In an anarchy, common law will differ from land to land
No, no ,no. In anarchism there is no geographic area with a certain law...there are contracts (or social contracts if you prefer). You can have one law, and your neighbors on either side can have second law and a third law. In fact, you can sign up for any extreme or the other based on whatever contract you prefer. Polycentric law isn't limited by area...except where they run into states at the edges of a free territory. But in that free territory, there is no land area that have specific laws for all those that enter it. Look up panarchism.
And the word "nation" is dangerous. It implies nationalism...a form of collectivism that always preceeds a state. I'm against nationalism and statism. So the idea an anarchist "nation" will occur bothers me. A free territory will exist, not a nation. But I agree, a shared philosophy must be shared initially (to abolish the state)...but not uniformly, obviously. Only 1/3 of Americans were for secession from England, and they seceded. We need but a large and loud minority to achieve abolition of the state. But once it's abolished, people will naturally take to anarchism (or panarchism) and Voluntaryism. Not many will choose to pay taxes if they don't have to...plus it'd be donation at that point, not tax anyways. After that happens, and the state is understood to be illegal, not many will accept their new entitlement to economic and social liberty being revoked to re-instate the state. It's kind of a self perpetuating social norm. In that way, we'll have our necessary philosophical understanding in society...but with no uniformity in law (social contract for most).
I say "for most" because I'll choose no social contract (private law) beyond harm and fraud. Some will choose much more or much less. Some will choose that they and all their voluntary participant contract-mates will be penalized for using drugs, for instance. Some will choose to make income redistribution a legal requirement under their voluntary social contract. I'll stick to harm and fraud only. Some will choose to have democratic functions, or worse, in their social contracts...I'll have none of that. Some will have leaders, I won't. But, in the end, none of these contracts have anything to do with geography.
So it's as easy to get out of law (social contract) as it is a religious institution or switch cable companies. It's got nothing to do with locality.

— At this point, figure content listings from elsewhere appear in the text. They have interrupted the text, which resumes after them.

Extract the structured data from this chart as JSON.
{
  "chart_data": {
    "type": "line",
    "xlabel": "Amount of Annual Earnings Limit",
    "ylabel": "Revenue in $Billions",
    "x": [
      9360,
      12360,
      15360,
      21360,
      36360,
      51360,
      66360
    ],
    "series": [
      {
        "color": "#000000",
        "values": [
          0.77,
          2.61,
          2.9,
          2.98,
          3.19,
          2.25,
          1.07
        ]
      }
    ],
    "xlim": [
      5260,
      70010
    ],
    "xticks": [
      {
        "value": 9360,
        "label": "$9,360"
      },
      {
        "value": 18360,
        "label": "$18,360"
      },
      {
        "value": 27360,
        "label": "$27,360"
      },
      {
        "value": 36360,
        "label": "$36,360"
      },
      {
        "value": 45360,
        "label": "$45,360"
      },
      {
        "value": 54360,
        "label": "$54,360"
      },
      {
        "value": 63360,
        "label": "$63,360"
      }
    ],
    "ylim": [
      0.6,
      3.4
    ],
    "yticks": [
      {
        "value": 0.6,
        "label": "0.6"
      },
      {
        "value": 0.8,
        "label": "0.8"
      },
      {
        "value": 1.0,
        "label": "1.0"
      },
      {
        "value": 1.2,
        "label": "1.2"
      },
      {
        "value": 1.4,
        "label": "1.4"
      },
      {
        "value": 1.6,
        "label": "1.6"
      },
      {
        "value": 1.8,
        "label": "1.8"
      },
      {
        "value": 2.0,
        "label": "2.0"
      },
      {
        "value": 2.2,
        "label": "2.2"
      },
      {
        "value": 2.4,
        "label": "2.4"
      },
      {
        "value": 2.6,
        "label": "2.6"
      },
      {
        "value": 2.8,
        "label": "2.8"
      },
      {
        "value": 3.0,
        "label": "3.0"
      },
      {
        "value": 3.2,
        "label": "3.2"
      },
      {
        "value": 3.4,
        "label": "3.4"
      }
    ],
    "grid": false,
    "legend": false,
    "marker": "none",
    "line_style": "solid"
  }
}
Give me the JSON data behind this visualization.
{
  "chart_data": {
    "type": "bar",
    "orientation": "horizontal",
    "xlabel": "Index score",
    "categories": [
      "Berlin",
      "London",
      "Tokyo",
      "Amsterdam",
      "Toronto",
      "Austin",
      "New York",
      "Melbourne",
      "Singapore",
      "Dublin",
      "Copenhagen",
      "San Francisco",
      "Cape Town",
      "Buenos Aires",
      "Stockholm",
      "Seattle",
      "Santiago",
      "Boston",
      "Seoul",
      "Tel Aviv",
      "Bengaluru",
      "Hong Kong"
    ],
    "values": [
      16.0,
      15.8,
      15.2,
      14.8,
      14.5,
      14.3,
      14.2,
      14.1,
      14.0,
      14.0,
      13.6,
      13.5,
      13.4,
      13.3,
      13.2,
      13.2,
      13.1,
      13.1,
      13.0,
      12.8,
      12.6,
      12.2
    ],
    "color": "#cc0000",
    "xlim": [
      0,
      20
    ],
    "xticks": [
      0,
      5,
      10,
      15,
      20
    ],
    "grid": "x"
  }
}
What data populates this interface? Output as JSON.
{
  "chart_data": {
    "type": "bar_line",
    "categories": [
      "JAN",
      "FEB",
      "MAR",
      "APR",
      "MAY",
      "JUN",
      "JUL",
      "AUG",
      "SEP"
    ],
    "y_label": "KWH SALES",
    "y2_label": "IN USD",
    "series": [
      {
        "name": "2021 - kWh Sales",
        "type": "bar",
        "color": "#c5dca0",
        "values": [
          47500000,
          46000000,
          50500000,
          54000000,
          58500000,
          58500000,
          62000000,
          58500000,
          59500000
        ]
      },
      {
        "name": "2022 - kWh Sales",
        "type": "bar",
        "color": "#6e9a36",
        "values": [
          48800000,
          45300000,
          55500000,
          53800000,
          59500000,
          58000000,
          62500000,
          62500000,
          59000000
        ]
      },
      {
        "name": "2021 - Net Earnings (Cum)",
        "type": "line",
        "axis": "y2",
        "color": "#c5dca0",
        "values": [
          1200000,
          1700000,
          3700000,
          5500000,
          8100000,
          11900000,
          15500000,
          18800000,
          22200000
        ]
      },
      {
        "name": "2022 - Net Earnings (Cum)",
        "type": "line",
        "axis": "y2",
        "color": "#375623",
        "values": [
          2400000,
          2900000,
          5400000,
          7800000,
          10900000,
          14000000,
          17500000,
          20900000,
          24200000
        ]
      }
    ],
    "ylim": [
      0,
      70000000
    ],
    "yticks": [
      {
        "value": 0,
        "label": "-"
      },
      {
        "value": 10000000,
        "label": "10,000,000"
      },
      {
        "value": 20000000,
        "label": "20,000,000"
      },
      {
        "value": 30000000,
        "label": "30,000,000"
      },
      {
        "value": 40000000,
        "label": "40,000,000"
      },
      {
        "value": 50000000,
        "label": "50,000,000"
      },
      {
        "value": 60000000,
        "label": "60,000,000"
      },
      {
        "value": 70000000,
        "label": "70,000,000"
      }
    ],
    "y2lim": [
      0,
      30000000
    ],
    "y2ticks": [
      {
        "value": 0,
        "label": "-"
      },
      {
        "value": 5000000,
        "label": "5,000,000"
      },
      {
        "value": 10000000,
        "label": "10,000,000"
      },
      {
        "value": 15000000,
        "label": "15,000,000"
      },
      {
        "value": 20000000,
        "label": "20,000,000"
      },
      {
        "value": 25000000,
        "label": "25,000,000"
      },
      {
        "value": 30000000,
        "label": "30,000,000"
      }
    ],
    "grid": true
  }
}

Watch the videos here, bottom of the page...at least the last 3, and read about panarchism and panarchist synthesis:
http://www.ronpaulforums.com/showthread.php?369158-Deconstructing-the-state&p=4316866#post4316866
What happens if you don't like it? If they are assholes about it, you lose your land, because they say it belongs to them. You're forced to either stay there, or leave and be homeless. For a lot of people this would not be a reasonable choice.
Well here we have a property rights issue, but not like you assert. If you decide to hand over ownership to anyone, you no longer have ownership. When you join a commune and decide "property is theft", you no longer own your home, you "possess" it. You can't reneg on that contract because you no longer like the deal. The collective now owns the property. You can leave anytime you want, with an expensive lesson learned. If you did the same but retained property rights (like a market anarchist community), then you can sell your property or not, whatever, as it is still yours. But you're suggesting this person break their agreement after they have already essentially given away their property to the collective commune...that's not possible. That's like saying you sell me your property, and live there as a renter. But you don't like my rules, and after you spend all the money I gave you to buy the property, now all of a sudden you want to claim it's yours again.
I don't think so.
This doesn't create a state....the land area claim of social contract monopoly (law monopoly in an area) does. The state is defined by monopolies, not reneg ability on deals you've made. If you donate your property to any collective (church, commune, union, etc.) you can't get it back. I'd suggest if you think you need a way out you don't hand over ownership rights. Otherwise we'll have people reclaiming used cars 6 months after the sale is completed.
Monopolies in certain geographic areas, starting with social contract and it's laws, is how a state is initially formed. From there it's police to enforce the laws, fire, money, etc.
Nothing more is needed to prevent a state than abolition and outlawing of such coerced monopolies.